Le divorce entre l’AF Provence et les cadres parisiens sera scellé par le rappel à l’ordre des premiers par les seconds lors du désordre communicationnel qui suit l’arrestation de Logan Nisin. Ce très jeune membre de l’AF Provence et militant au Front national est interpellé en juillet 2017 pour suspicion de projet d’attentat sur Jean-Luc Mélenchon. L’AF Provence assure que Logan ne faisait plus partie de ses effectifs au moment de l’arrestation mais le site antifasciste la Horde affirme le contraire par l’analyse d’une photo (non publiée). L’association royaliste dément, mais le doute persiste. Ce flottement et cette impréparation irritent Paris, qui le fait savoir.
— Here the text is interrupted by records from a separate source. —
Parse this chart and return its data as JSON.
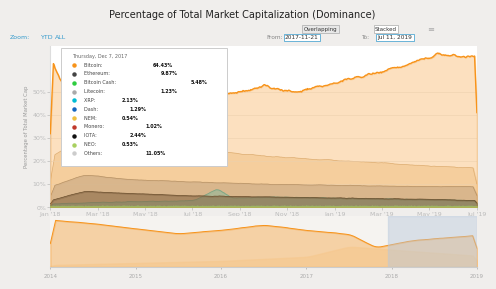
{
  "title": "Percentage of Total Market Capitalization (Dominance)",
  "ylabel": "Percentage of Total Market Cap",
  "bg_color": "#f0eeec",
  "chart_bg": "#ffffff",
  "tooltip_header": "Thursday, Dec 7, 2017",
  "tooltip_entries": [
    [
      "Bitcoin: 64.43%",
      "#f7931a"
    ],
    [
      "Ethereum: 9.87%",
      "#444444"
    ],
    [
      "Bitcoin Cash: 5.48%",
      "#2ecc40"
    ],
    [
      "Litecoin: 1.23%",
      "#aaaaaa"
    ],
    [
      "XRP: 2.13%",
      "#00bcd4"
    ],
    [
      "Dash: 1.29%",
      "#1565c0"
    ],
    [
      "NEM: 0.54%",
      "#f0c040"
    ],
    [
      "Monero: 1.02%",
      "#c0392b"
    ],
    [
      "IOTA: 2.44%",
      "#111111"
    ],
    [
      "NEO: 0.53%",
      "#a8d060"
    ],
    [
      "Others: 11.05%",
      "#cccccc"
    ]
  ],
  "date_labels": [
    "Jan '18",
    "Mar '18",
    "May '18",
    "Jul '18",
    "Sep '18",
    "Nov '18",
    "Jan '19",
    "Mar '19",
    "May '19",
    "Jul '19"
  ],
  "date_labels_mini": [
    "2014",
    "2015",
    "2016",
    "2017",
    "2018",
    "2019"
  ],
  "from_date": "2017-11-21",
  "to_date": "Jul 11, 2019",
  "btc_color": "#f7931a",
  "others_color": "#f5e6d0",
  "eth_color": "#c8bfb5",
  "teal_color": "#7ec8c8",
  "green_color": "#7ec880",
  "dark_color": "#444444",
  "ylim": [
    0,
    70
  ],
  "yticks": [
    0,
    10,
    20,
    30,
    40,
    50
  ],
  "ytick_labels": [
    "0%",
    "10%",
    "20%",
    "30%",
    "40%",
    "50%"
  ]
}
Les Marseillais y verront, plus tard, l’occasion de se détacher de l’AF, comme l’a fait quelques mois plus tôt l’antenne aixoise pour s’affilier au Bastion Social.
La gauche radicale inquiète
Les premiers jours de janvier 2018, les anciens membres du GUD de Lyon, Paris et Strasbourg, à l’origine du Bastion Social au niveau national, se réunissent pour un concert identitaire à Chambéry en présence de la figure tutélaire Gianluca Ianonne. Les Marseillais sont également présents. Est-ce à ce moment là que se joue l’acte fondateur du Bastion Social marseillais? Difficile d’en être certain.
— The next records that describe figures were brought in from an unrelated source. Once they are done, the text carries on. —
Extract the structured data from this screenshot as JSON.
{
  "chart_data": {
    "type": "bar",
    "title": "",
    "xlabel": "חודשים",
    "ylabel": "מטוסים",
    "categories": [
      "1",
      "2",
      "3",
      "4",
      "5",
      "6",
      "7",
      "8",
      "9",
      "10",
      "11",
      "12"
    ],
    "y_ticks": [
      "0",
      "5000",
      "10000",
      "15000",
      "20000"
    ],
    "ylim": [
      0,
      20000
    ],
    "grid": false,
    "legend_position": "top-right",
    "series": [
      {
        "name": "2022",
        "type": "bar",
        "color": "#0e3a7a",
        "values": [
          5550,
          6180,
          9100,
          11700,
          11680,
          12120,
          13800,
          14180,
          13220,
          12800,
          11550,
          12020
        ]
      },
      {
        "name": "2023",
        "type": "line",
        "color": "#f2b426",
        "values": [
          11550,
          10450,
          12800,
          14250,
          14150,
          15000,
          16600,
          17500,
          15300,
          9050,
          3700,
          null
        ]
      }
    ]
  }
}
Mais il n’en demeure pas moins que le 24 mars prochain, le local sera inauguré et baptisé «Le Navarin», du nom de la rue où ils étaient implantés lorsqu’ils étaient affiliés à l’AF: un hommage à leur Fort Apache...
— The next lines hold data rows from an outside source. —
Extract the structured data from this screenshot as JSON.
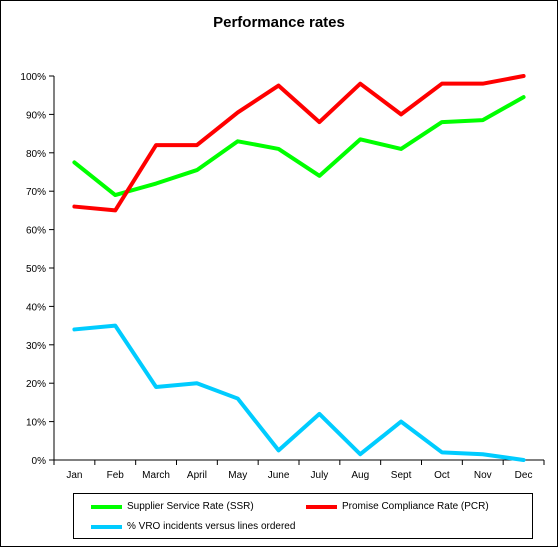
{
  "chart_data": {
    "type": "line",
    "title": "Performance rates",
    "categories": [
      "Jan",
      "Feb",
      "March",
      "April",
      "May",
      "June",
      "July",
      "Aug",
      "Sept",
      "Oct",
      "Nov",
      "Dec"
    ],
    "y_ticks": [
      "0%",
      "10%",
      "20%",
      "30%",
      "40%",
      "50%",
      "60%",
      "70%",
      "80%",
      "90%",
      "100%"
    ],
    "ylim": [
      0,
      100
    ],
    "grid": false,
    "legend_position": "bottom",
    "series": [
      {
        "name": "Supplier Service Rate (SSR)",
        "color": "#00ff00",
        "values": [
          77.5,
          69,
          72,
          75.5,
          83,
          81,
          74,
          83.5,
          81,
          88,
          88.5,
          94.5
        ]
      },
      {
        "name": "Promise Compliance Rate (PCR)",
        "color": "#ff0000",
        "values": [
          66,
          65,
          82,
          82,
          90.5,
          97.5,
          88,
          98,
          90,
          98,
          98,
          100
        ]
      },
      {
        "name": "% VRO incidents versus lines ordered",
        "color": "#00ccff",
        "values": [
          34,
          35,
          19,
          20,
          16,
          2.5,
          12,
          1.5,
          10,
          2,
          1.5,
          0
        ]
      }
    ]
  }
}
Une implantation en plein centre-ville qui inquiète les antifas locaux: ils redoutent l’afflux de militants plus nombreux, plus durs et mieux formés, issus pour la plupart des GUD de Lyon ou Paris. Aussi, afin de bâtir une réponse cohérente, une réunion est organisée par les jeunesses communistes le 24 mars. Il s'agit également pour les associations antiracistes, les militants syndicaux les plus radicaux et les antifas de savoir comment faire face à un ennemi politique qui se structure.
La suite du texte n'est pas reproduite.